Começamos 2013, ano que marca o início da nossa produção, desenhando diretamente sobre a tela – o desenho era mais livre e com menor rigor nas proporções das figuras. A partir das obras Abóbora e Vinho (2013-2014), ao retratar ambientes domésticos sentimos a necessidade de localizar o trabalho dentro de uma noção maior de “realidade”. Para isso, começamos a criar os desenhos para as pinturas a partir de colagens digitais que construíamos com imagens pesquisadas na internet. Quando não encontrávamos uma imagem específica de figura humana, nos fotografávamos e alterávamos a fisionomia no desenho. Nosso trabalho sempre lidou com o autorreferencial mas nem sempre com nossa figura.

 

Entre 2014 e 2015, impulsionados inicialmente por uma necessidade prática, começamos a gerar a maioria das imagens de referência para os desenhos das pinturas. Um fotografava o outro, com objetividade, nas poses desejadas. A série A Trilogia da Realidade começa a reaproximar nossa figura da produção.

 

Em 2016, desejando abordar o trabalho a partir do nosso cotidiano e figura, passamos a ambientar as cenas dentro da nossa própria casa, no interior de São Paulo, onde vivemos e trabalhamos. Desse processo nasceram as pinturas Queimadura de sol de terceiro grau, Fogo alto, Água que fura, Corpo encharcado de óleo e Tapete a três metro do chão.

 

Para gerar as imagens de referência, começava a surgir dentro da nossa produção uma espécie de performance: descobrimos que precisávamos nos entregar verdadeiramente à ação para gerar imagens que transmitissem naturalidade e verdade nos gestos. Configurando a câmera para o modo de disparo contínuo, nos revezávamos entre a performance e a direção-registro das cenas, sempre conversando muito sobre as escolhas e as possibilidades. A experimentação se tornou intensa, nos levando a uma outra compreensão do trabalho a partir desse processo. Para cada pintura gerávamos centenas de imagens, que mais tarde viriam a se tornar a base para a série Para Uma Pintura. Das centenas de registros, algumas fotografias eram escolhidas e combinadas através de colagem digital para criar a cena retratada.

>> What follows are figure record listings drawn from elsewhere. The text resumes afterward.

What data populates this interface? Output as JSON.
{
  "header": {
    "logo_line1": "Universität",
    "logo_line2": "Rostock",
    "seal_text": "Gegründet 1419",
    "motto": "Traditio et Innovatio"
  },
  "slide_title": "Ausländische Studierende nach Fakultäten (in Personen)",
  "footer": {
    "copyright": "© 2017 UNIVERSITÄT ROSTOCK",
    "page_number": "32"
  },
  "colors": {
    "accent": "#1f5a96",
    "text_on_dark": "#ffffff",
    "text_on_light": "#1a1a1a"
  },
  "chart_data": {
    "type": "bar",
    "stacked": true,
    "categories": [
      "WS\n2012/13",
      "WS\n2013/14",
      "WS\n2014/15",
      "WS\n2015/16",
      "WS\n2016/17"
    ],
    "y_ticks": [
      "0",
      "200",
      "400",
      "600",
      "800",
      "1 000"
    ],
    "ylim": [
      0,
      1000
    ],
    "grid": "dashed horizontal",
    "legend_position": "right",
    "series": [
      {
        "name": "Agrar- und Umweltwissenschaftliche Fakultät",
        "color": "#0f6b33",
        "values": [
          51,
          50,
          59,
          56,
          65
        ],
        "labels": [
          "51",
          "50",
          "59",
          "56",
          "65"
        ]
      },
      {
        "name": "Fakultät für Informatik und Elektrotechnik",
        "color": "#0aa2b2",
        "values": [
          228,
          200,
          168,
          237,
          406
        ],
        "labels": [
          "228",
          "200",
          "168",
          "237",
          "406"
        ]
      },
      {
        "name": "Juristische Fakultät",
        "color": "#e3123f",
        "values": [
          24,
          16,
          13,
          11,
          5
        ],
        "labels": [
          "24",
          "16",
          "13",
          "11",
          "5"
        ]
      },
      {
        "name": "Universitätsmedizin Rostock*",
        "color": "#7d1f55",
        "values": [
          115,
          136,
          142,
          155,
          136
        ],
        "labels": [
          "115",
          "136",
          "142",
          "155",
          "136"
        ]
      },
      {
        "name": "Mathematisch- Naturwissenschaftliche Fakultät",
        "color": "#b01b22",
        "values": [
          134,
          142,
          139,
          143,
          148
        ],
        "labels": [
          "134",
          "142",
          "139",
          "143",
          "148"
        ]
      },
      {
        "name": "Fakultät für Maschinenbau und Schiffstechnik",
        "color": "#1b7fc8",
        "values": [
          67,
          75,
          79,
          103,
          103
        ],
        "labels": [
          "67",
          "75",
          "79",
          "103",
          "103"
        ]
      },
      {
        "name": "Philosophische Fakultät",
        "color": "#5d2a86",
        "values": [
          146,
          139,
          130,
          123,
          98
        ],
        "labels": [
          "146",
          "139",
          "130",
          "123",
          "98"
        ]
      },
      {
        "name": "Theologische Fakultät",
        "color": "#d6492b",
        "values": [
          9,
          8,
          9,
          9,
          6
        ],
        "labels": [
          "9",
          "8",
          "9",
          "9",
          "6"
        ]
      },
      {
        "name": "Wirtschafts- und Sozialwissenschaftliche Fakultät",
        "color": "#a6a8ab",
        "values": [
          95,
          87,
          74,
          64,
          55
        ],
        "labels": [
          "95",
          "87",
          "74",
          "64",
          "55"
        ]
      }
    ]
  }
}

Assim, o trabalho que abordava o cotidiano passou a ser construído dentro dele: no dia-a-dia da nossa casa, nos colocávamos em movimento e a serviço das ideias, performando, pesquisando e explorando diferentes ações, objetos, mudando os móveis de lugar, experimentando ângulos, enquadramentos e narrativas, em busca da representação visual para os conceitos que queríamos desenvolver em cada obra. Esse processo se tornou tão forte que começamos a desenvolvê-lo para além da pintura, através de trabalhos ligados ao desenho, instalação e composição, como os azulejos na pintura Corpo encharcado de óleo.

A relação com o autorreferencial também se expande para os elementos decorativos. Com interesses gráficos e narrativos, as estampas e elementos decorativos sempre estiveram presentes. Estampas e hábitos possuem em comum a repetição de um elemento, sejam eles, respectivamente, de motivos decorativos ou de ordem comportamental, como a repetição de uma ação ou linha de pensamento. Dessa forma, quando criamos as estampas buscamos retratar sentimentos, reações e sensações. Trabalhando com cenas cotidianas, escolhemos posicionar esses elementos e estampas (que geralmente trazem a figura humana) em áreas normalmente associadas à estamparia e revestimento, criando um estranhamento que nos interessa muito.